Though some people such as columnist Gill Spencer argued that the report was based on assumptions and opinions, the NCAA used it as the basis of punishment handed down to the school. Instead of conducting its own investigation, as per protocol, the governing body of college athletics promptly came to a decision just 11 days after the report was released.
The football program received never before seen punishment from the NCAA. The damaging sanctions included a four-year bowl ban, a major reduction in scholarships and a 60 million dollar fine.
Perhaps the most direct hit to the 2012 football team came when it was decided that current players could transfer schools immediately without penalty. Just weeks before the start of the new season, O'Brien watched his starting running back, wide receiver and kicker jump ship and head elsewhere.

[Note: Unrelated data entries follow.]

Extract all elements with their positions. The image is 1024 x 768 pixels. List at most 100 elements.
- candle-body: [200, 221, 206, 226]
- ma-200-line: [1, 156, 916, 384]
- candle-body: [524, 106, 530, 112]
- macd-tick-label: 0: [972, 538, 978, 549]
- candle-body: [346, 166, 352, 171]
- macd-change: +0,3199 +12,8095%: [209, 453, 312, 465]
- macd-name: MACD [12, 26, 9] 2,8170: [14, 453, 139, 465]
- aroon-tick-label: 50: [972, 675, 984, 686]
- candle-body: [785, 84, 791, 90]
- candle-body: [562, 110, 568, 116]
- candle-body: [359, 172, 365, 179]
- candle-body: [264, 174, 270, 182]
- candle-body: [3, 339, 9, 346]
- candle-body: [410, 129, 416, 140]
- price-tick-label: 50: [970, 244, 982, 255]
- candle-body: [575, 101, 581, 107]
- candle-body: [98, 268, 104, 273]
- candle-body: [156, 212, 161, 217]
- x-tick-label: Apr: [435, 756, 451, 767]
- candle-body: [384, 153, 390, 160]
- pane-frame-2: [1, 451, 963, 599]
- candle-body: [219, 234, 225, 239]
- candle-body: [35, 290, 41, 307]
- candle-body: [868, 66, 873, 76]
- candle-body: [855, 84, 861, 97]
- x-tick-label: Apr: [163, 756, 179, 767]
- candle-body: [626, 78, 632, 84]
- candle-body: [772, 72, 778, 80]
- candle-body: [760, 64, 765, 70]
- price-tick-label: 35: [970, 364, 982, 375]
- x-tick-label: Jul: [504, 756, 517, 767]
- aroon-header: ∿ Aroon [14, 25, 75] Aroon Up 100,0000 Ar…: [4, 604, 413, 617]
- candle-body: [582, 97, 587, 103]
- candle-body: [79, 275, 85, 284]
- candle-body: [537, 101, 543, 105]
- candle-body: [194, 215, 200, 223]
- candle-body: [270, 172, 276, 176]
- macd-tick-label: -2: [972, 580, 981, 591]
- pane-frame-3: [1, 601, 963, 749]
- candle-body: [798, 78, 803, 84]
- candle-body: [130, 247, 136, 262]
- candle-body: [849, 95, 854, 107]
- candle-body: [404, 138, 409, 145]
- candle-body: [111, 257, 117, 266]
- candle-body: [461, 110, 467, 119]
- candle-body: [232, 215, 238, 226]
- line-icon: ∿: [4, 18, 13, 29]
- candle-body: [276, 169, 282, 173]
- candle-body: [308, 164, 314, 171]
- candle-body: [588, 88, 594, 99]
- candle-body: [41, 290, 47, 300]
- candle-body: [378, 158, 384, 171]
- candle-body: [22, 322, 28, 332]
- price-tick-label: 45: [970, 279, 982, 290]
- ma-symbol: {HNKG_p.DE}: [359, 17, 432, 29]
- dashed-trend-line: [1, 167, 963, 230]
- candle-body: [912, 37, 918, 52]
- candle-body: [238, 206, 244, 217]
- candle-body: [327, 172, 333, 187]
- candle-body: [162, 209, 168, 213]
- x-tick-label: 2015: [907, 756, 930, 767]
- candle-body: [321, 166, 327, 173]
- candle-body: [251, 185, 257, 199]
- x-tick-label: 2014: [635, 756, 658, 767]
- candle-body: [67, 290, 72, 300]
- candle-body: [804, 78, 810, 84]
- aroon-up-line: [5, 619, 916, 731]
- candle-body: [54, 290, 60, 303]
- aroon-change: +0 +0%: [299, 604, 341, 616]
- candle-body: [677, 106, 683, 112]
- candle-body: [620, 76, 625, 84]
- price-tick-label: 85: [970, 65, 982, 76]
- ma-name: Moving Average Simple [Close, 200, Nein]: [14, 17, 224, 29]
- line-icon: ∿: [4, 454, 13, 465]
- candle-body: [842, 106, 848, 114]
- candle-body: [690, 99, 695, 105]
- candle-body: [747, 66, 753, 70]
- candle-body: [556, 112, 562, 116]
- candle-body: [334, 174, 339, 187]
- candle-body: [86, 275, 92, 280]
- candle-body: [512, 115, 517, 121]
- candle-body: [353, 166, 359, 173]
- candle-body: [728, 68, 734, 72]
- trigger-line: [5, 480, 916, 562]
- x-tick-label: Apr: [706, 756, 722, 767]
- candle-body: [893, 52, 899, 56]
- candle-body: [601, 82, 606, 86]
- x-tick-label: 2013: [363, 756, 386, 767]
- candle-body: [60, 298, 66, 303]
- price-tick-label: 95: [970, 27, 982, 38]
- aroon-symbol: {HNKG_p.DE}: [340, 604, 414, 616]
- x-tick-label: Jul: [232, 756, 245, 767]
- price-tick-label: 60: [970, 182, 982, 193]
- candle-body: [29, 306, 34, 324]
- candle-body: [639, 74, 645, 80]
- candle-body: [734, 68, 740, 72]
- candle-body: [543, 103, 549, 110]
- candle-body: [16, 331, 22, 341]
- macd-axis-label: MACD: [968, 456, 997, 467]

After all that happened in such a short time period, a community and a fanbase was left shocked, confused, angry and unsure of the future.
When the 2012 football season actually started no one really knew what to expect from the team. After starting 0-2, some thought the season was over. Then in something fit for a movie, the team rallied together, reeled off five straight victories and finished the year with a successful record of 8-4.
Through all of the change and adversity, the Nittany Lions stuck together and played their hearts out. The 2012 team will be forever remembered by Penn State fans and was added to the Wall of Champions on the facade inside of Beaver Stadium.
After finishing the year with a winning record, fans can be hopeful that O'Brien is certainly the right guy for the job and the football program will be just fine.
2012 was a year full of controversy and challenges, and yet the Penn State Nittany Lions fought through all of the negativity and gave the Penn State community a reason to believe that the future in Happy Valley will be bright and successful.